Here’s one exception: If your produce is clearly labeled “ready-to-eat” or “washed,” then you don’t need to worry about washing it. This is most common with bagged greens such as lettuce, spinach, and arugula. 

Steak with a thermometer in it.


You can determine when meat is fully cooked and safe by checking its color

This myth is extremely pervasive, but we’re here to set the record straight: The only way to determine if your meat is safe to eat is by checking the internal temperature with a thermometer! Whole or ground beef, chicken, or pork no longer being “pink” in the center is not a guarantee that every part of the meat that you’re preparing has reached a high enough internal temperature to kill all bacteria that may be present. The meat’s juices “running clear” are also not an indicator of safety. 

Rinsing raw poultry is necessary to remove bacteria

While raw poultry may have a “slimy” texture and appearance, it’s actually unsafe to rinse it in your sink before preparation. It’s unnecessary from a safety perspective to rinse any meat product before preparation, and doing so can actually cause bacteria to spread into your sink and other nearby areas in your kitchen, which can cause cross-contamination. 

Instead, take a break to wash your hands for at least 20 seconds in hot water before doing anything in your kitchen after handling raw meat. 

Thawing or marinating meat at room temperature is always safe

When you thaw meat at room temperature on the countertop, the temperature in parts of the meat can get high enough to allow bacteria to grow at alarming rates. Always thaw meat in the refrigerator or in a bath of cool, running ice water to keep temperatures below the “danger zone” line of 40 degrees F. 

If you’ve thawed your meat at or below that 40-degree line in the refrigerator, you can safely re-freeze it! Due to the imprecise nature of the cool water bath method, it’s best not to risk re-freezing after defrosting in this manner. 

While you might be tempted to think that the acids in a marinade will keep your meat safe from bacteria growth, this is not the case.

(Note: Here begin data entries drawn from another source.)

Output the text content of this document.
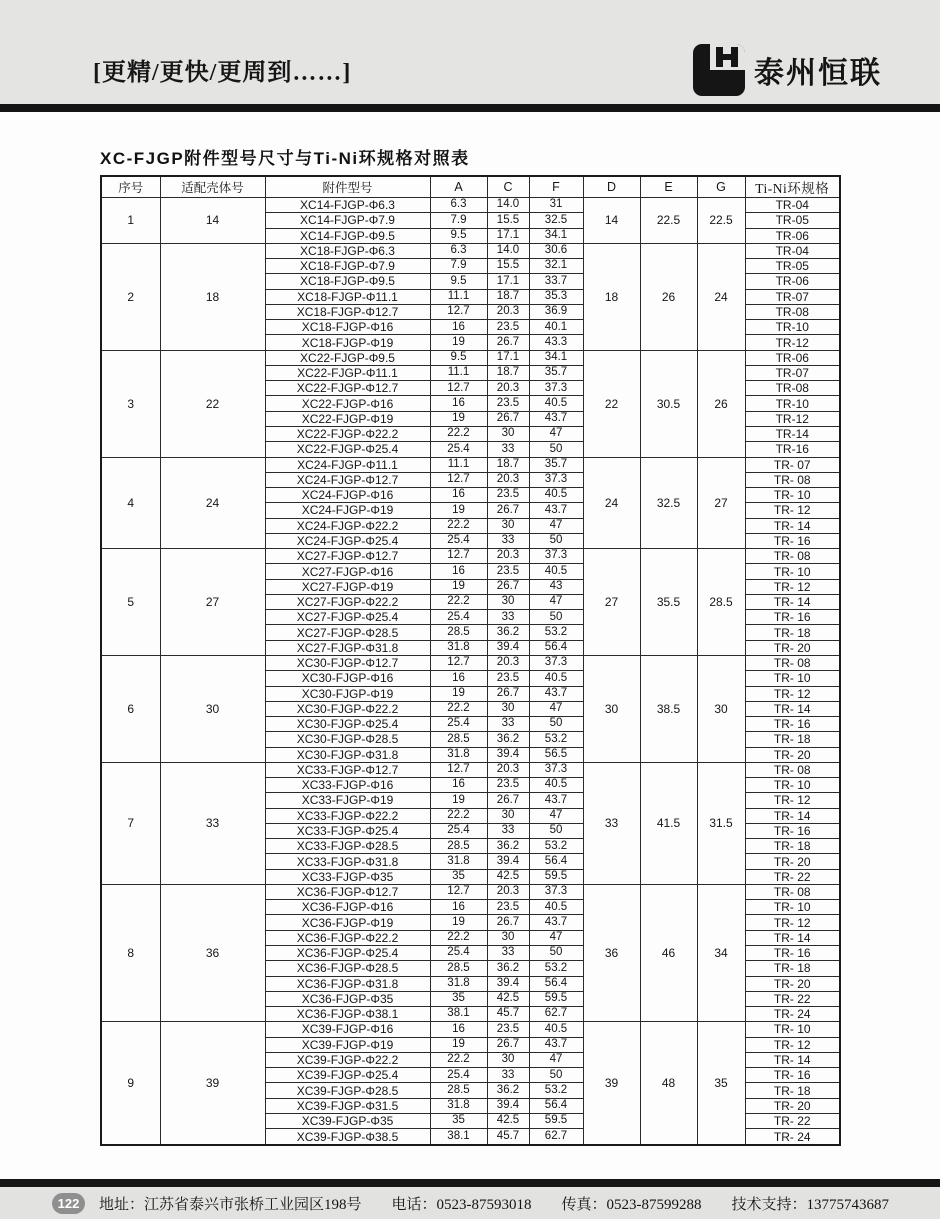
[更精/更快/更周到……]	泰州恒联
XC-FJGP附件型号尺寸与Ti-Ni环规格对照表
序号	适配壳体号	附件型号	A	C	F	D	E	G	Ti-Ni环规格
1	14	XC14-FJGP-Φ6.3	6.3	14.0	31	14	22.5	22.5	TR-04
		XC14-FJGP-Φ7.9	7.9	15.5	32.5				TR-05
		XC14-FJGP-Φ9.5	9.5	17.1	34.1				TR-06
2	18	XC18-FJGP-Φ6.3	6.3	14.0	30.6	18	26	24	TR-04
		XC18-FJGP-Φ7.9	7.9	15.5	32.1				TR-05
		XC18-FJGP-Φ9.5	9.5	17.1	33.7				TR-06
		XC18-FJGP-Φ11.1	11.1	18.7	35.3				TR-07
		XC18-FJGP-Φ12.7	12.7	20.3	36.9				TR-08
		XC18-FJGP-Φ16	16	23.5	40.1				TR-10
		XC18-FJGP-Φ19	19	26.7	43.3				TR-12
3	22	XC22-FJGP-Φ9.5	9.5	17.1	34.1	22	30.5	26	TR-06
		XC22-FJGP-Φ11.1	11.1	18.7	35.7				TR-07
		XC22-FJGP-Φ12.7	12.7	20.3	37.3				TR-08
		XC22-FJGP-Φ16	16	23.5	40.5				TR-10
		XC22-FJGP-Φ19	19	26.7	43.7				TR-12
		XC22-FJGP-Φ22.2	22.2	30	47				TR-14
		XC22-FJGP-Φ25.4	25.4	33	50				TR-16
4	24	XC24-FJGP-Φ11.1	11.1	18.7	35.7	24	32.5	27	TR- 07
		XC24-FJGP-Φ12.7	12.7	20.3	37.3				TR- 08
		XC24-FJGP-Φ16	16	23.5	40.5				TR- 10
		XC24-FJGP-Φ19	19	26.7	43.7				TR- 12
		XC24-FJGP-Φ22.2	22.2	30	47				TR- 14
		XC24-FJGP-Φ25.4	25.4	33	50				TR- 16
5	27	XC27-FJGP-Φ12.7	12.7	20.3	37.3	27	35.5	28.5	TR- 08
		XC27-FJGP-Φ16	16	23.5	40.5				TR- 10
		XC27-FJGP-Φ19	19	26.7	43				TR- 12
		XC27-FJGP-Φ22.2	22.2	30	47				TR- 14
		XC27-FJGP-Φ25.4	25.4	33	50				TR- 16
		XC27-FJGP-Φ28.5	28.5	36.2	53.2				TR- 18
		XC27-FJGP-Φ31.8	31.8	39.4	56.4				TR- 20
6	30	XC30-FJGP-Φ12.7	12.7	20.3	37.3	30	38.5	30	TR- 08
		XC30-FJGP-Φ16	16	23.5	40.5				TR- 10
		XC30-FJGP-Φ19	19	26.7	43.7				TR- 12
		XC30-FJGP-Φ22.2	22.2	30	47				TR- 14
		XC30-FJGP-Φ25.4	25.4	33	50				TR- 16
		XC30-FJGP-Φ28.5	28.5	36.2	53.2				TR- 18
		XC30-FJGP-Φ31.8	31.8	39.4	56.5				TR- 20
7	33	XC33-FJGP-Φ12.7	12.7	20.3	37.3	33	41.5	31.5	TR- 08
		XC33-FJGP-Φ16	16	23.5	40.5				TR- 10
		XC33-FJGP-Φ19	19	26.7	43.7				TR- 12
		XC33-FJGP-Φ22.2	22.2	30	47				TR- 14
		XC33-FJGP-Φ25.4	25.4	33	50				TR- 16
		XC33-FJGP-Φ28.5	28.5	36.2	53.2				TR- 18
		XC33-FJGP-Φ31.8	31.8	39.4	56.4				TR- 20
		XC33-FJGP-Φ35	35	42.5	59.5				TR- 22
8	36	XC36-FJGP-Φ12.7	12.7	20.3	37.3	36	46	34	TR- 08
		XC36-FJGP-Φ16	16	23.5	40.5				TR- 10
		XC36-FJGP-Φ19	19	26.7	43.7				TR- 12
		XC36-FJGP-Φ22.2	22.2	30	47				TR- 14
		XC36-FJGP-Φ25.4	25.4	33	50				TR- 16
		XC36-FJGP-Φ28.5	28.5	36.2	53.2				TR- 18
		XC36-FJGP-Φ31.8	31.8	39.4	56.4				TR- 20
		XC36-FJGP-Φ35	35	42.5	59.5				TR- 22
		XC36-FJGP-Φ38.1	38.1	45.7	62.7				TR- 24
9	39	XC39-FJGP-Φ16	16	23.5	40.5	39	48	35	TR- 10
		XC39-FJGP-Φ19	19	26.7	43.7				TR- 12
		XC39-FJGP-Φ22.2	22.2	30	47				TR- 14
		XC39-FJGP-Φ25.4	25.4	33	50				TR- 16
		XC39-FJGP-Φ28.5	28.5	36.2	53.2				TR- 18
		XC39-FJGP-Φ31.5	31.8	39.4	56.4				TR- 20
		XC39-FJGP-Φ35	35	42.5	59.5				TR- 22
		XC39-FJGP-Φ38.5	38.1	45.7	62.7				TR- 24
122	地址：江苏省泰兴市张桥工业园区198号 电话：0523-87593018 传真：0523-87599288 技术支持：13775743687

Always leave marinating meat in the refrigerator! 

Raw chicken being cut on wooden cutting board.

Prep and Storage

Refrigerating or freezing food kills all bacteria

Freezing or refrigerating food doesn’t make it any safer to eat if bacteria is already present, as bacteria can survive freezing temperatures. Seal meat products safely and store them on your fridge’s bottom shelf to avoid cross-contamination. 

You shouldn’t put hot food in the refrigerator

We’re not sure how this one got started, but hot food is safe in the fridge. In fact, you need to put your leftovers away in the fridge before two hours has elapsed after cooking to make sure that bacteria hasn’t had a chance to grow on your leftovers. 
Once your leftovers have sat out for more than two hours, nothing can save them — even re-heating them, and even if they look and smell “okay.”

Plastic or glass cutting boards are always safer than wood

Any cutting surface that’s been worn-in enough or improperly cleaned can develop bacteria, regardless of what material it’s made out of. Always sanitize cutting boards before use with soap and water, and discard cutting surfaces that are worn down or have deep grooves, as they can be especially difficult to clean fully.